Apparently xrange is faster but I have no idea why it's faster (and no proof besides the anecdotal so far that it is faster) or what besides that is different about

for i in range(0, 20):
for i in xrange(0, 20):
+2  A: 

see here.

Oko
+4  A: 

xrange returns an iterator and only keeps one number in memory at a time. range keeps the entire list of numbers in memory.

Ben Hoffstein
+29  A: 

range creates a list, so if you do range(1, 10000000) it creates a list in memory with 10000000 elements.
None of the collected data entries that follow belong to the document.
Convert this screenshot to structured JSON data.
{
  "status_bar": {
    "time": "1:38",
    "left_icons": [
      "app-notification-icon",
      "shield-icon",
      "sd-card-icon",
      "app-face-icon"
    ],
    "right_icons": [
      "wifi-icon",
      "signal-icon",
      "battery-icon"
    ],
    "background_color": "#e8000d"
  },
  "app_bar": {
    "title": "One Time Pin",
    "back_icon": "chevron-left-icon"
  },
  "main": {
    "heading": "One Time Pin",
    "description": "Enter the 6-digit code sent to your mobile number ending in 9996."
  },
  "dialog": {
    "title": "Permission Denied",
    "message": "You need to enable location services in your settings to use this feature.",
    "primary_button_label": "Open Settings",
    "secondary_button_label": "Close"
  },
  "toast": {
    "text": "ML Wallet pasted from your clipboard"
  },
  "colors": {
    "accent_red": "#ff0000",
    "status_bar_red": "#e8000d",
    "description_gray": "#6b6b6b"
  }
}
xrange is a generator, so it evaluates lazily.

Charles
+2  A: 

range generates the entire list and returns it. xrange does not -- it generates the numbers in the list on demand.

Eddie Deyo
+1  A: 

xrange uses an iterator (generates values on the fly), range returns a list.

hacama
+3  A: 

Do spend some time with the Library Reference. The more familiar you are with it, the faster you can find answers to questions like this. Especially important are the first few chapters about builtin objects and types.

The advantage of the xrange type is that an xrange object will always take the same amount of memory, no matter the size of the range it represents. There are no consistent performance advantages.
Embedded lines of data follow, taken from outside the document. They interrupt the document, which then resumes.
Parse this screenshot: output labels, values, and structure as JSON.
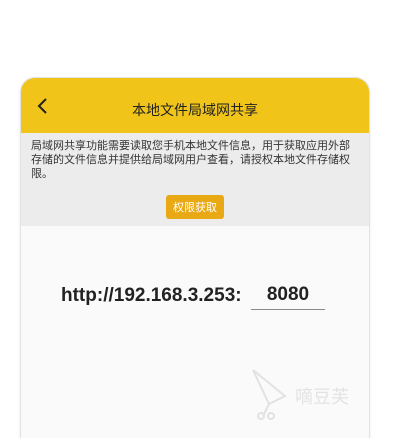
{
  "header": {
    "title": "本地文件局域网共享"
  },
  "notice": {
    "text": "局域网共享功能需要读取您手机本地文件信息，用于获取应用外部存储的文件信息并提供给局域网用户查看，请授权本地文件存储权限。"
  },
  "permission_button": {
    "label": "权限获取"
  },
  "server": {
    "url": "http://192.168.3.253:",
    "port": "8080"
  },
  "watermark": {
    "text": "嘀豆芙",
    "icon": "kite-logo-icon"
  },
  "colors": {
    "header_bg": "#f0c419",
    "button_bg": "#e9a915"
  }
}
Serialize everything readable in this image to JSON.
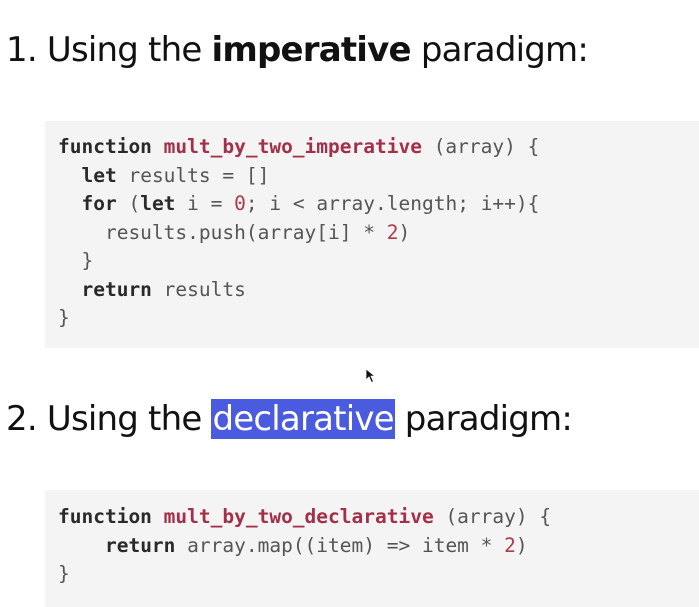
{
  "section1": {
    "number": "1.",
    "prefix": "Using the",
    "emphasis": "imperative",
    "suffix": "paradigm:"
  },
  "code1": {
    "lines": [
      {
        "tokens": [
          {
            "t": "kw",
            "v": "function"
          },
          {
            "t": "sp",
            "v": " "
          },
          {
            "t": "fn",
            "v": "mult_by_two_imperative"
          },
          {
            "t": "tx",
            "v": " (array) {"
          }
        ]
      },
      {
        "tokens": [
          {
            "t": "sp",
            "v": "  "
          },
          {
            "t": "kw",
            "v": "let"
          },
          {
            "t": "tx",
            "v": " results = []"
          }
        ]
      },
      {
        "tokens": [
          {
            "t": "sp",
            "v": "  "
          },
          {
            "t": "kw",
            "v": "for"
          },
          {
            "t": "tx",
            "v": " ("
          },
          {
            "t": "kw",
            "v": "let"
          },
          {
            "t": "tx",
            "v": " i = "
          },
          {
            "t": "num",
            "v": "0"
          },
          {
            "t": "tx",
            "v": "; i < array.length; i++){"
          }
        ]
      },
      {
        "tokens": [
          {
            "t": "tx",
            "v": "    results.push(array[i] * "
          },
          {
            "t": "num",
            "v": "2"
          },
          {
            "t": "tx",
            "v": ")"
          }
        ]
      },
      {
        "tokens": [
          {
            "t": "tx",
            "v": "  }"
          }
        ]
      },
      {
        "tokens": [
          {
            "t": "sp",
            "v": "  "
          },
          {
            "t": "kw",
            "v": "return"
          },
          {
            "t": "tx",
            "v": " results"
          }
        ]
      },
      {
        "tokens": [
          {
            "t": "tx",
            "v": "}"
          }
        ]
      }
    ]
  },
  "section2": {
    "number": "2.",
    "prefix": "Using the",
    "emphasis": "declarative",
    "suffix": "paradigm:"
  },
  "code2": {
    "lines": [
      {
        "tokens": [
          {
            "t": "kw",
            "v": "function"
          },
          {
            "t": "sp",
            "v": " "
          },
          {
            "t": "fn",
            "v": "mult_by_two_declarative"
          },
          {
            "t": "tx",
            "v": " (array) {"
          }
        ]
      },
      {
        "tokens": [
          {
            "t": "sp",
            "v": "    "
          },
          {
            "t": "kw",
            "v": "return"
          },
          {
            "t": "tx",
            "v": " array.map((item) => item * "
          },
          {
            "t": "num",
            "v": "2"
          },
          {
            "t": "tx",
            "v": ")"
          }
        ]
      },
      {
        "tokens": [
          {
            "t": "tx",
            "v": "}"
          }
        ]
      }
    ]
  },
  "colors": {
    "highlight": "#4a5be0",
    "code_background": "#f4f4f4",
    "function_name": "#a33048",
    "number_literal": "#b03a4a"
  },
  "cursor": {
    "icon": "mouse-pointer-icon"
  }
}
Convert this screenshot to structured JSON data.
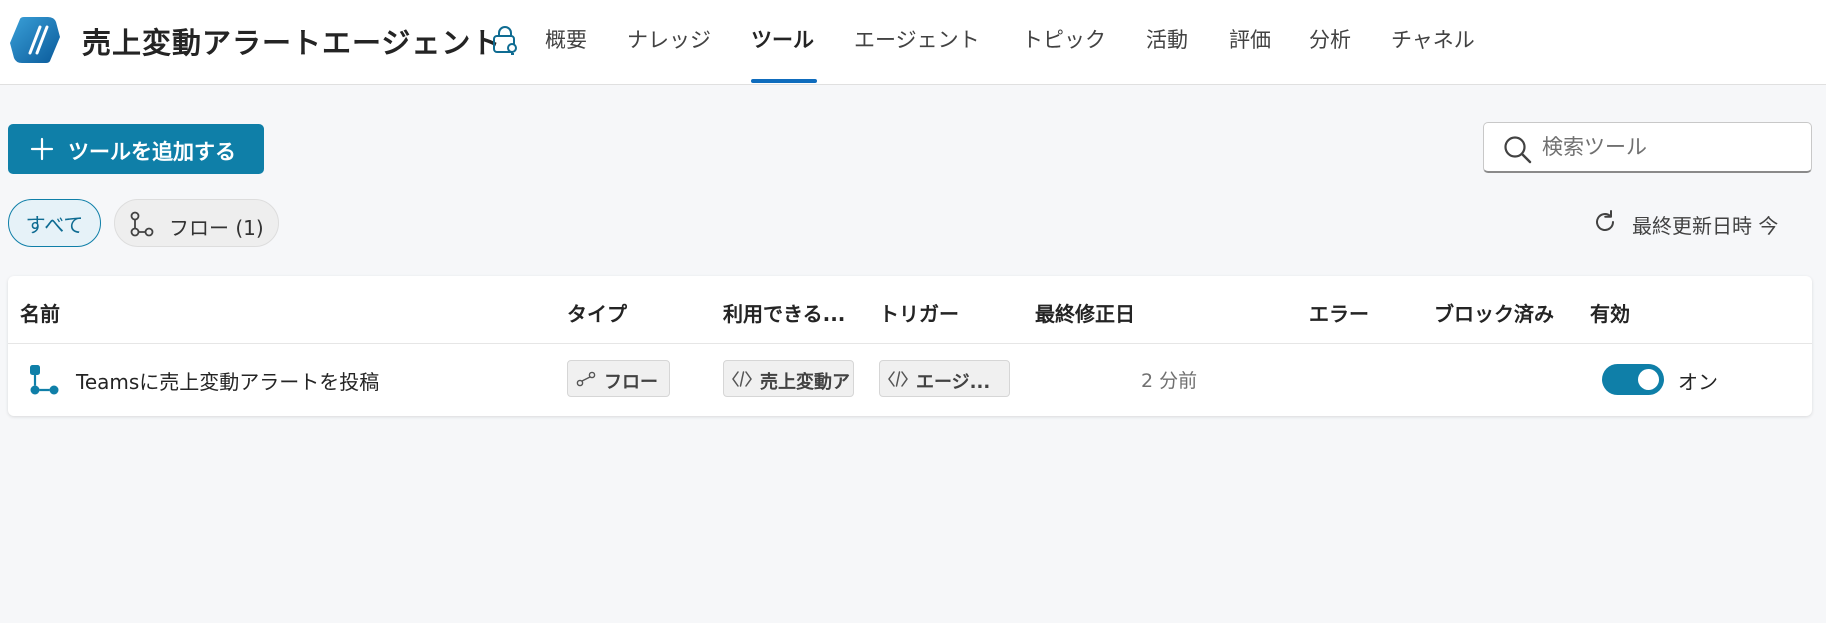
{
  "header": {
    "title": "売上変動アラートエージェント",
    "tabs": [
      {
        "label": "概要"
      },
      {
        "label": "ナレッジ"
      },
      {
        "label": "ツール",
        "active": true
      },
      {
        "label": "エージェント"
      },
      {
        "label": "トピック"
      },
      {
        "label": "活動"
      },
      {
        "label": "評価"
      },
      {
        "label": "分析"
      },
      {
        "label": "チャネル"
      }
    ]
  },
  "toolbar": {
    "add_label": "ツールを追加する",
    "search_placeholder": "検索ツール"
  },
  "filters": {
    "all_label": "すべて",
    "flow_label": "フロー (1)"
  },
  "status": {
    "updated_label": "最終更新日時 今"
  },
  "table": {
    "columns": [
      "名前",
      "タイプ",
      "利用できる...",
      "トリガー",
      "最終修正日",
      "エラー",
      "ブロック済み",
      "有効"
    ],
    "rows": [
      {
        "name": "Teamsに売上変動アラートを投稿",
        "type": "フロー",
        "available": "売上変動ア",
        "trigger": "エージ...",
        "modified": "2 分前",
        "error": "",
        "blocked": "",
        "enabled": true,
        "enabled_label": "オン"
      }
    ]
  },
  "colors": {
    "accent": "#0f7fa8",
    "tab_underline": "#0f6cbd"
  },
  "icons": [
    "copilot-logo-icon",
    "bag-key-icon",
    "plus-icon",
    "search-icon",
    "flow-icon",
    "refresh-icon",
    "code-icon"
  ]
}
Another way to find quick information about a Python construct is the docstring and the help-function:

print xrange.__doc__ # def doc(x): print x.__doc__ is super useful
help(xrange)
Antti Rasinen
The library is good but it's not always so easy to get the answer to the question you have.
Teifion
Go to the library reference, hit ctrl+f, search for range and you will get two results. It's not much effort to find the answer to this question.
David Locke
+2  A: 

It is for optimization reasons.

range() will create a list of values from start to end (0 .. 20 in your example). This will become an expensive operation on very large ranges.

xrange() on the other hand is much more optimised. it will only compute the next value when needed (via an xrange sequence object) and does not create a list of all values like range() does.

QAZ
+16  A: 

range creates a list, so if you do range(1, 10000000) it creates a list in memory with 10000000 elements. xrange is a generator, so it evaluates lazily.

This is true, but in Python 3, range will be replaced with xrange(). If you need to actually generate the list, you will need to do:

list(range(1,100))
Corey
I don't see that being a huge problem (regarding breaking existing applications) as range was mostly for generating indexes to be used in for loops as "for i in range(1, 10):"
toast
+5  A: 

xrange only stores the range params and generates the numbers on demand. However the C implementation of Python currently restricts its args to C longs:

xrange(2**32-1, 2**32+1)  # OverflowError: cannot convert to int
range(2**32-1, 2**32+1)   # OK --> [4294967295L, 4294967296L]

Note that in Python 3.0 there is only range and it behaves exactly like the 2.x xrange.

efotinis
+2  A: 

range creates a list, so if you do range(1, 10000000) it creates a list in memory with 10000000 elements. xrange is a generator, so it evaluates lazily.

This brings you two advantages:

  1. You can iterate longer lists without getting a stackoverflow error.
  2. As it resolves each number lazily, if you skip the iteration early, you wont have the penalization of the creation of the whole list.
Lucas S.
+2  A: 

Remember, use the timeit module to test which of small snipps of code is faster!

$ python -m timeit 'for i in range(1000000):' ' pass'
10 loops, best of 3: 90.5 msec per loop
$ python -m timeit 'for i in xrange(1000000):' ' pass'
10 loops, best of 3: 51.1 msec per loop

Personally, I always use range(), unless I were dealing with really huge lists -- as you can see, time-wise, for a list of a million entries, the extra overhead is only 0.04 seconds. And as Corey points out, in Python 3.0 xrange will go away and range will give you nice iterator behaviour anyway.